The days of reading, running, web surfing, and baking are
back. With still four weeks remaining of my six-week winter break (it’s super
long this year because they moved finals to the week before Thanksgiving), one
part of me thinks I should really find something productive to do, but another
part of me says I should just relax and recharge before another grueling quarter.
Sure I like the quarter system in that you only focus on
three classes at a time, only have to deal with a crappy prof for ten weeks,
and can take terms off when everyone else is still in school, but it kind of
sucks when your beaks barely coincide with high school friends’. But then again, I guess I should be thankful
that I’m sitting in bed on a Monday evening with only the worry of how to fit
in a few episodes of How I Met Your Mother into the remainder of my day, while
my friends at other colleges are probably stressing in the library beginning finals studying.
Today I made toffee cookies! Why? Because I happened to have
a bag of Heath baking bits on hand, and did not know a more creative way to use
them up than to simply add them to chocolate chip cookie dough.

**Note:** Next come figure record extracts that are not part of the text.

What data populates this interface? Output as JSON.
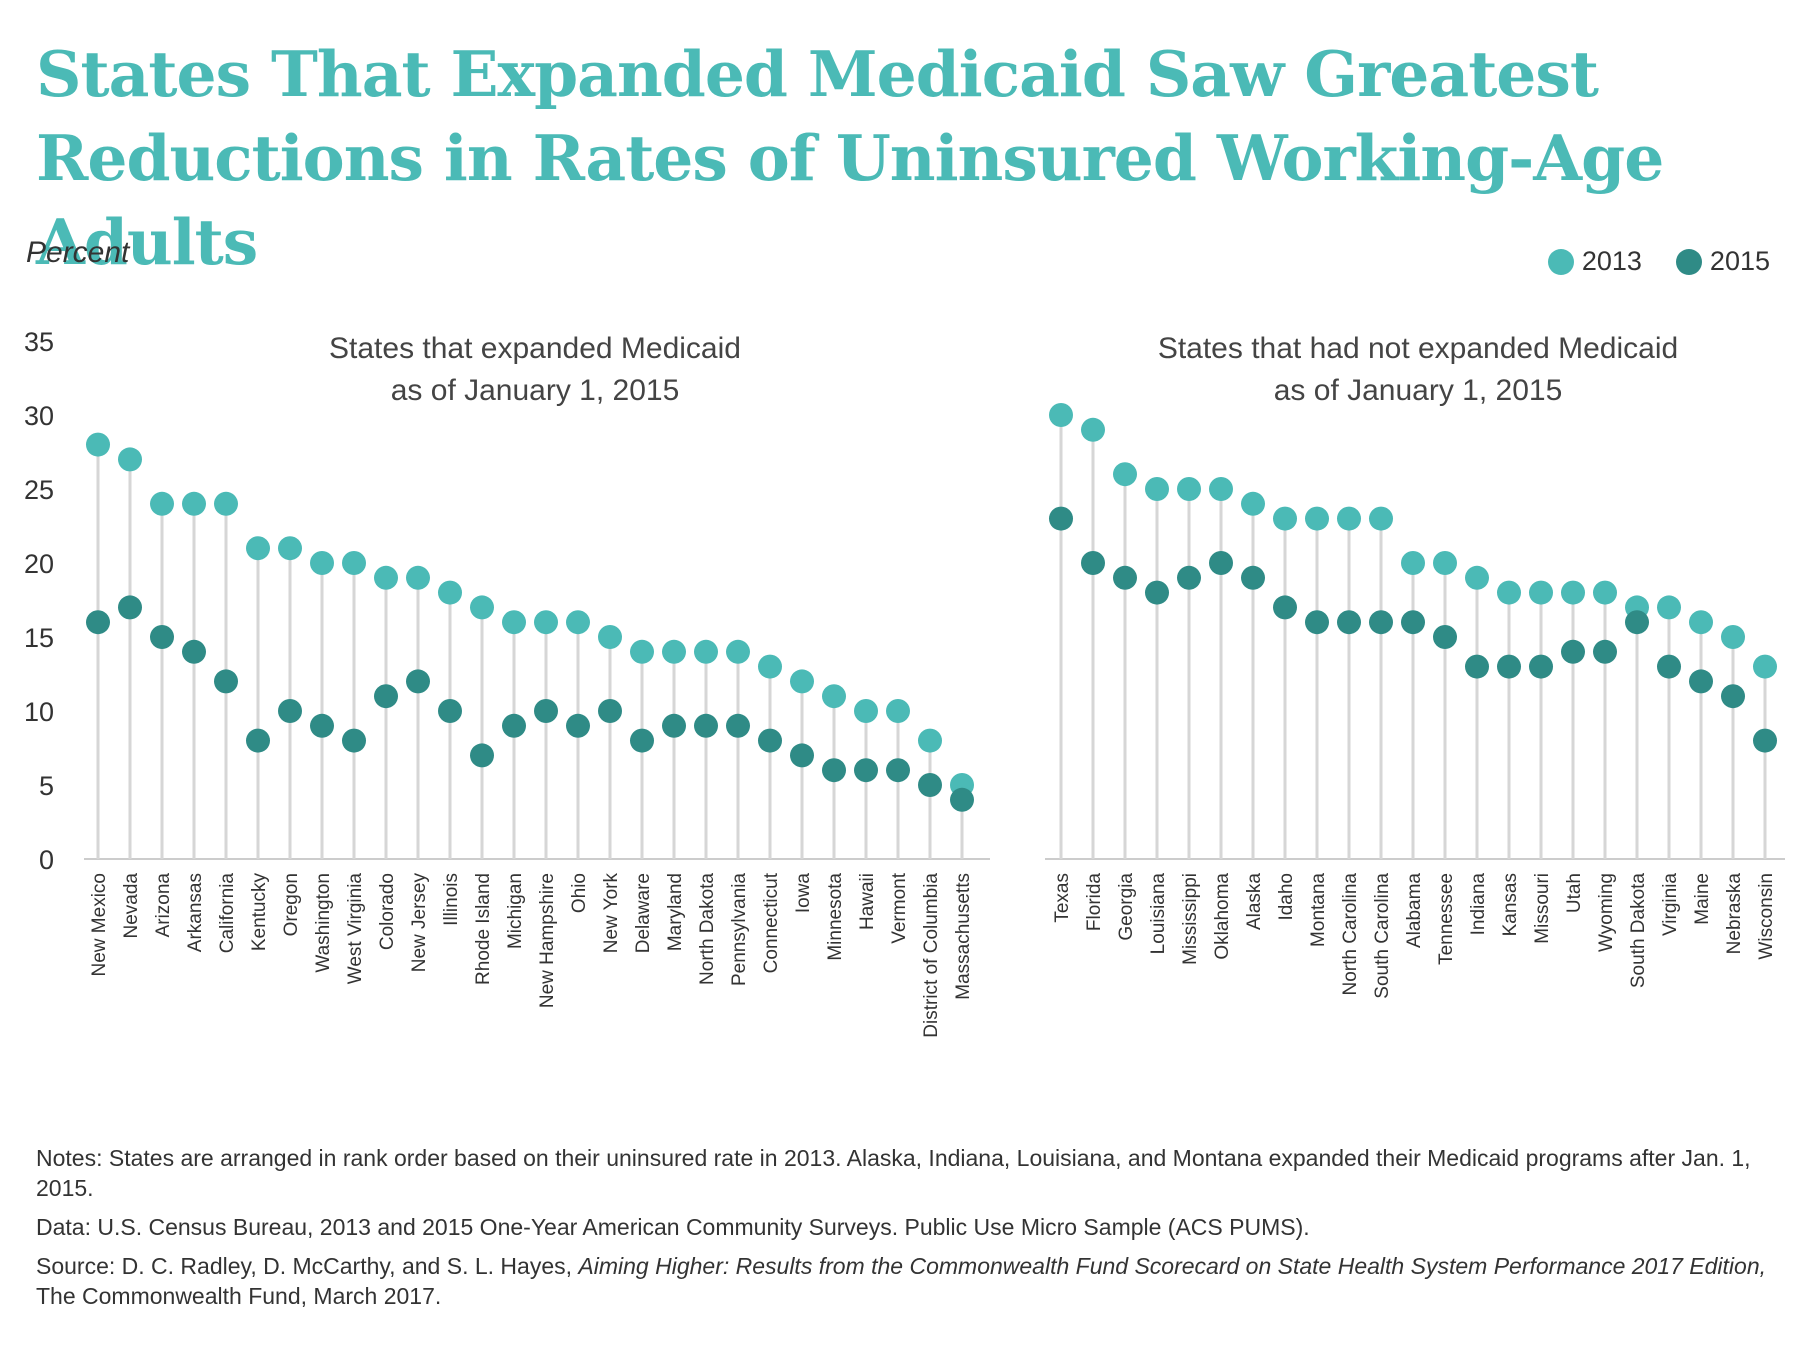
{
  "title_line1": "States That Expanded Medicaid Saw Greatest",
  "title_line2": "Reductions in Rates of Uninsured Working-Age Adults",
  "notes": {
    "note": "Notes: States are arranged in rank order based on their uninsured rate in 2013. Alaska, Indiana, Louisiana, and Montana expanded their Medicaid programs after Jan. 1, 2015.",
    "data": "Data: U.S. Census Bureau, 2013 and 2015 One-Year American Community Surveys. Public Use Micro Sample (ACS PUMS).",
    "source_prefix": "Source: D. C. Radley, D. McCarthy, and S. L. Hayes, ",
    "source_italic": "Aiming Higher: Results from the Commonwealth Fund Scorecard on State Health System Performance 2017 Edition,",
    "source_suffix": " The Commonwealth Fund, March 2017."
  },
  "colors": {
    "c2013": "#4bbab6",
    "c2015": "#2f8b86",
    "stem": "#d6d6d6",
    "title": "#4bbab6"
  },
  "chart_data": {
    "type": "scatter",
    "ylabel": "Percent",
    "ylim": [
      0,
      35
    ],
    "yticks": [
      0,
      5,
      10,
      15,
      20,
      25,
      30,
      35
    ],
    "grid": false,
    "legend": {
      "position": "top-right",
      "entries": [
        "2013",
        "2015"
      ]
    },
    "panels": [
      {
        "title_line1": "States that expanded Medicaid",
        "title_line2": "as of January 1, 2015",
        "categories": [
          "New Mexico",
          "Nevada",
          "Arizona",
          "Arkansas",
          "California",
          "Kentucky",
          "Oregon",
          "Washington",
          "West Virginia",
          "Colorado",
          "New Jersey",
          "Illinois",
          "Rhode Island",
          "Michigan",
          "New Hampshire",
          "Ohio",
          "New York",
          "Delaware",
          "Maryland",
          "North Dakota",
          "Pennsylvania",
          "Connecticut",
          "Iowa",
          "Minnesota",
          "Hawaii",
          "Vermont",
          "District of Columbia",
          "Massachusetts"
        ],
        "series": [
          {
            "name": "2013",
            "values": [
              28,
              27,
              24,
              24,
              24,
              21,
              21,
              20,
              20,
              19,
              19,
              18,
              17,
              16,
              16,
              16,
              15,
              14,
              14,
              14,
              14,
              13,
              12,
              11,
              10,
              10,
              8,
              5
            ]
          },
          {
            "name": "2015",
            "values": [
              16,
              17,
              15,
              14,
              12,
              8,
              10,
              9,
              8,
              11,
              12,
              10,
              7,
              9,
              10,
              9,
              10,
              8,
              9,
              9,
              9,
              8,
              7,
              6,
              6,
              6,
              5,
              4
            ]
          }
        ]
      },
      {
        "title_line1": "States that had not expanded Medicaid",
        "title_line2": "as of January 1, 2015",
        "categories": [
          "Texas",
          "Florida",
          "Georgia",
          "Louisiana",
          "Mississippi",
          "Oklahoma",
          "Alaska",
          "Idaho",
          "Montana",
          "North Carolina",
          "South Carolina",
          "Alabama",
          "Tennessee",
          "Indiana",
          "Kansas",
          "Missouri",
          "Utah",
          "Wyoming",
          "South Dakota",
          "Virginia",
          "Maine",
          "Nebraska",
          "Wisconsin"
        ],
        "series": [
          {
            "name": "2013",
            "values": [
              30,
              29,
              26,
              25,
              25,
              25,
              24,
              23,
              23,
              23,
              23,
              20,
              20,
              19,
              18,
              18,
              18,
              18,
              17,
              17,
              16,
              15,
              13
            ]
          },
          {
            "name": "2015",
            "values": [
              23,
              20,
              19,
              18,
              19,
              20,
              19,
              17,
              16,
              16,
              16,
              16,
              15,
              13,
              13,
              13,
              14,
              14,
              16,
              13,
              12,
              11,
              8
            ]
          }
        ]
      }
    ]
  }
}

I substituted
half of the all purpose flour for whole wheat flour, and cut down the butter by
half just to warrant eating more than two of these babies in one sitting. So go
ahead, tell yourself that these cookies are actually kinda sorta healthy,
because it’s kinda sorta true!
Ingredients
1 cup all purpose flour
1 cup whole wheat flour
1 tsp baking powder
½ tsp baking soda
¾ cup packed light brown sugar
¾ cup white sugar
1 stick butter, softened
2 teaspoons vanilla extract
2 eggs
1 cup Heath toffee bits
½ cup chocolate chips
Directions
1. Preheat oven to 350 degrees F.
2. In a medium bowl, sift together the flours, baking powder,
and baking soda.
3. In a large bowl, cream together the brown sugar, white
sugar, and butter until light and fluffy. Beat in the vanilla and eggs.
4. Add the dry ingredients to the wet ingredients. Mix well.
5. Stir in toffee bits and chocolate chips. Drop balls of dough
on a lined baking sheet. Bake for 10-12 minutes, or until cookies start to
brown around the edges. Remove from pan and cool completely on a wire rack.